Emmanuelle Bouchard-Bastien is an environmental anthropologist. She holds a master’s degree in environment (Sherbrooke University, 2011) and a PhD in anthropology (Laval University, 2023). She works in environmental health in Québec. His main files focus on the social dimensions of environmental change, social representations of nature and toxicological risks, conflicts and social acceptability. His research interests fall into two main areas, namely development projects (extraction of natural resources, industrial complexes) and disasters (technological and “natural”).



Anglophone Member at Large: Rine Vieth

Rine Vieth (they/iel) is currently a PhD candidate in the Department of Anthropology at McGill University. Their research interests lie in the intersections of law, society, and religion, with a particular attention to the sociohistorical processes surrounding encounters with legal regimes. Their doctoral project focuses on how asylum-seekers claiming status in the UK on the basis of religious belief are assessed by the UK Home Office and the UK Asylum and Immigration Tribunals. An active member of their university community, they served on the committee to create McGill's first policy on sexual violence, created a campuswide campaign to advocate for mental health support, and coordinated numerous consultations involving both campus labour unions and student organizations. Away from anthropological work, they enjoy reading (and making!) comics, and growing as many plants as their apartment can fit.



Treasurer: Daniel Tubb

Daniel Tubb is an Associate Professor of Anthropology at the University of New Brunswick in Fredericton, Canada and an Adjunct Research Professor in the Department of Sociology and Anthropology at Carleton University in Ottawa. He is author of the book Shifting Livelihoods Gold Mining and Subsistence in the Chocó, Colombia, and has ongoing research on oil palm plantations, agrarian change, and the impacts of war on nature in Colombia, and on the impacts of resource projects in their early phase in Canada.

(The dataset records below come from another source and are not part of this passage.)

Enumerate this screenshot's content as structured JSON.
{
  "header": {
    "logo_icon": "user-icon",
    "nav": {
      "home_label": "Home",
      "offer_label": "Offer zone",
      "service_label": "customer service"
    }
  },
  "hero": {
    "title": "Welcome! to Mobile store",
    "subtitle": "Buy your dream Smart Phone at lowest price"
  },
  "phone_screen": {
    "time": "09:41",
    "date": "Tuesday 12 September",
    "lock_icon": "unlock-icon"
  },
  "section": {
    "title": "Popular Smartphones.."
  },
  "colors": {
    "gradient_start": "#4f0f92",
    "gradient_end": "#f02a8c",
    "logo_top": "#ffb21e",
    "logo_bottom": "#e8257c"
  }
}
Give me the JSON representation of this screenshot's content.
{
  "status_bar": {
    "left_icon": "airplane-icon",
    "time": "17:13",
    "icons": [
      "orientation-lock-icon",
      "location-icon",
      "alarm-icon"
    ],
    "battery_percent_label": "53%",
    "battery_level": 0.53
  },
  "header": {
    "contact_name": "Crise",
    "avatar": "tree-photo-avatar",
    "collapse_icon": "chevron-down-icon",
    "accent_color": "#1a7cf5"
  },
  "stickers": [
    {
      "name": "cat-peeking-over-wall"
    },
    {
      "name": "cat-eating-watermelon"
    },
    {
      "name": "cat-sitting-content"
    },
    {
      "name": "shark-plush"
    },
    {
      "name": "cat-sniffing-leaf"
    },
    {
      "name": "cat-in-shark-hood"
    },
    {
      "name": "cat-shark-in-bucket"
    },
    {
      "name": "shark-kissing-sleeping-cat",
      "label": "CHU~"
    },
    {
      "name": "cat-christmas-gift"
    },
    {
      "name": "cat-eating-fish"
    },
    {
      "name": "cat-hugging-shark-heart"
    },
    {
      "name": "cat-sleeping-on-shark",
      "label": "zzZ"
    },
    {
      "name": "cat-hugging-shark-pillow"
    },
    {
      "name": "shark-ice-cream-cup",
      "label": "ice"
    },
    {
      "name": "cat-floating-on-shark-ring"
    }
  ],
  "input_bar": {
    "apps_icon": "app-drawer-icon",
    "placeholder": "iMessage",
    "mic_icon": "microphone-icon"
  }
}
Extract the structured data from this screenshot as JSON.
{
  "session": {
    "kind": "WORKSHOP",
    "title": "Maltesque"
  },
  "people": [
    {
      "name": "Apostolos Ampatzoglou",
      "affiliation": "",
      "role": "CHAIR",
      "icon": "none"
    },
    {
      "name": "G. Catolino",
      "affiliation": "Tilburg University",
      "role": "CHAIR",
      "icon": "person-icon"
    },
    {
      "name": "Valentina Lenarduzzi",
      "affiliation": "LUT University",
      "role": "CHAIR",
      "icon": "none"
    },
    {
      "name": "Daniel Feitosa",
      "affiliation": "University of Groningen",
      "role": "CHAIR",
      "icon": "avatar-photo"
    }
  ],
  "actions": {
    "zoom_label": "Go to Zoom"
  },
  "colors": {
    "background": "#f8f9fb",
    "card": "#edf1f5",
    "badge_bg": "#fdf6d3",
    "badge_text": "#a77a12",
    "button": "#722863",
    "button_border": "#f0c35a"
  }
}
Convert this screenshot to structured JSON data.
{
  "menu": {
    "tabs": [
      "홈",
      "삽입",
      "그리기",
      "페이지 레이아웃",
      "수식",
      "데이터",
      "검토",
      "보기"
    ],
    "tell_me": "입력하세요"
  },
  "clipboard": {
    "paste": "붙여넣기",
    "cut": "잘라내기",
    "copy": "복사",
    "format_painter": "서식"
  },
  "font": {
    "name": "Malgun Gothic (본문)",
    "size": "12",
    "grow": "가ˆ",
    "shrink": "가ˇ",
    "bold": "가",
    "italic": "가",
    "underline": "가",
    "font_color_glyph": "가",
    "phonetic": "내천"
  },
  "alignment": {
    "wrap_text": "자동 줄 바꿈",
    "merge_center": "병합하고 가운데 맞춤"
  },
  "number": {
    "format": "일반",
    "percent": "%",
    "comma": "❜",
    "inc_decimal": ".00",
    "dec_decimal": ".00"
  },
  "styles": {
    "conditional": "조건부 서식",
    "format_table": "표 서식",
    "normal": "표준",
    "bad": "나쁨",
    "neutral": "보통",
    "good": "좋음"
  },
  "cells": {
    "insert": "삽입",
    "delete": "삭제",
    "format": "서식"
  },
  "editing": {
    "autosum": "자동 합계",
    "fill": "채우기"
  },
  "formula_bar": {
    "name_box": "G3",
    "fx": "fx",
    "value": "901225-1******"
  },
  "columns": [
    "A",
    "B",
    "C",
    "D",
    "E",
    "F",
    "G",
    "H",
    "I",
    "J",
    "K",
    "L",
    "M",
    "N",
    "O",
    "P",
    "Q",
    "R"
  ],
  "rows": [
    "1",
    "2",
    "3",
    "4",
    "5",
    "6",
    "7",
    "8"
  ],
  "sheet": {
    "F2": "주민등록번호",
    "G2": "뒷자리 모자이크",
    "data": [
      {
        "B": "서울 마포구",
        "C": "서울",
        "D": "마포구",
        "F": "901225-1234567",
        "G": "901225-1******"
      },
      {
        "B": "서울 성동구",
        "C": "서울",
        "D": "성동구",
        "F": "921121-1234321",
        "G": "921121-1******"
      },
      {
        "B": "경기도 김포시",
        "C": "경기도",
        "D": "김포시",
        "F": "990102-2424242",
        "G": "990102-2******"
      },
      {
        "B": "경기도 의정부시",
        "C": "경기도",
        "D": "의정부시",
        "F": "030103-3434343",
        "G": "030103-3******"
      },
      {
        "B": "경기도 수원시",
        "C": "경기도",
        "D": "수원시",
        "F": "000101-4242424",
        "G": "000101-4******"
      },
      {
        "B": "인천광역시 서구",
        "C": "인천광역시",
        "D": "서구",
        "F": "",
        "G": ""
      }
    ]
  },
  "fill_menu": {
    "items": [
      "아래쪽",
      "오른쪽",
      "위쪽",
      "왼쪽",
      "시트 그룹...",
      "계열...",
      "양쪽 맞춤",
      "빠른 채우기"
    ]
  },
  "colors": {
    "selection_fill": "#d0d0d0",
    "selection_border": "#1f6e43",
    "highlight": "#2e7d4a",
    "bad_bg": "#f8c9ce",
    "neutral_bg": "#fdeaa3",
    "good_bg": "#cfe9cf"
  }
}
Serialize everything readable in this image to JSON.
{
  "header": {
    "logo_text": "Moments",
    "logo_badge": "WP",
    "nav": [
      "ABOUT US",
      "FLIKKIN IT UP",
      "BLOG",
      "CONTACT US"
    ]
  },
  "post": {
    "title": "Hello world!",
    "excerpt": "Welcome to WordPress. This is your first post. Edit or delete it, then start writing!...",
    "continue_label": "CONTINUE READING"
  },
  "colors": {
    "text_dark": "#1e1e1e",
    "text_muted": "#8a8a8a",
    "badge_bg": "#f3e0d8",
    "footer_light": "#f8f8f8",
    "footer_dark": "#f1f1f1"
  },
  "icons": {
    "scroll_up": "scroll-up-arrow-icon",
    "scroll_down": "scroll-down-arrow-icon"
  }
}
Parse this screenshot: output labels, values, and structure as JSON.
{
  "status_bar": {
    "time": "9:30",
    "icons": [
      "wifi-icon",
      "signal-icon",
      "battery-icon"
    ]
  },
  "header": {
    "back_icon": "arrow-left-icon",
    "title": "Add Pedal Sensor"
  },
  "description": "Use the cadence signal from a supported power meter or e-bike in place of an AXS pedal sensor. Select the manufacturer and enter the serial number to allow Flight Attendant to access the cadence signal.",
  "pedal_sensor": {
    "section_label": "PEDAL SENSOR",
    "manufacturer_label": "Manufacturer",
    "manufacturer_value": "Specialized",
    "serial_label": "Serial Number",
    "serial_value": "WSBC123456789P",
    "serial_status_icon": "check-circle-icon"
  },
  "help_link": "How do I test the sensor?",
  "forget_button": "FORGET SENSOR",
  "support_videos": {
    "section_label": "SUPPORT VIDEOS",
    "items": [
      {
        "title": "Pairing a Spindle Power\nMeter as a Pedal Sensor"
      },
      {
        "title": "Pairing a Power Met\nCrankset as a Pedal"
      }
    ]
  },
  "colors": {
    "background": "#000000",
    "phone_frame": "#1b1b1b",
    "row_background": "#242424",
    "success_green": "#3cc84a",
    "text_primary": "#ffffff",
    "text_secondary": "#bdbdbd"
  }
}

Incoming-Treasurer: Jason Ellsworth

(start November 2023)
Jason Ellsworth is a doctoral candidate in social anthropology at Dalhousie University where he recently worked as a Research Fellow on a project examining the local food movement and foreign temporary workers within Nova Scotia. His doctoral research examines global Buddhism and the concept of value at play in the social enterprises of a transnational Buddhist community in PEI, Canada. His broader research interests include the Anthropology & Sociology of Religion, Buddhism in North America, Food & Food Movements, Theories of Value, Political Economy, and



Communication Officer and Webmaster: Sandrine Lambert

Sandrine Lambert is a Ph.D. student in anthropology at Université Laval. Her research questions the relationship between technology and democracy. Her thesis focuses on the socio-political potentialities of citizen participation in digital fabrication laboratories and in the maker culture in Barcelona. The themes of sociotechnical imaginaries, commons and techno-utopianism run through her doctoral research, which also addresses the links between craft, industrial and digital fabrication. Sandrine has given more than a dozen lectures in academic events but also for a wider audience. She has written two scientific articles based on her research, published book reviews and some popular pieces for the general public. She works as a research assistant on projects around the societal impacts and governance of artificial intelligence, from a social justice perspective. She has worked as a teaching assistant for various courses in anthropology at Laval University. Her master's degree in anthropology was completed at the École des Hautes Études en Sciences Sociales in Paris and focused on the staging of politics in cultural events in Burkina Faso. Between her master's degree and her Ph.D., she worked in the cultural field as a project manager, event coordinator and then communications manager.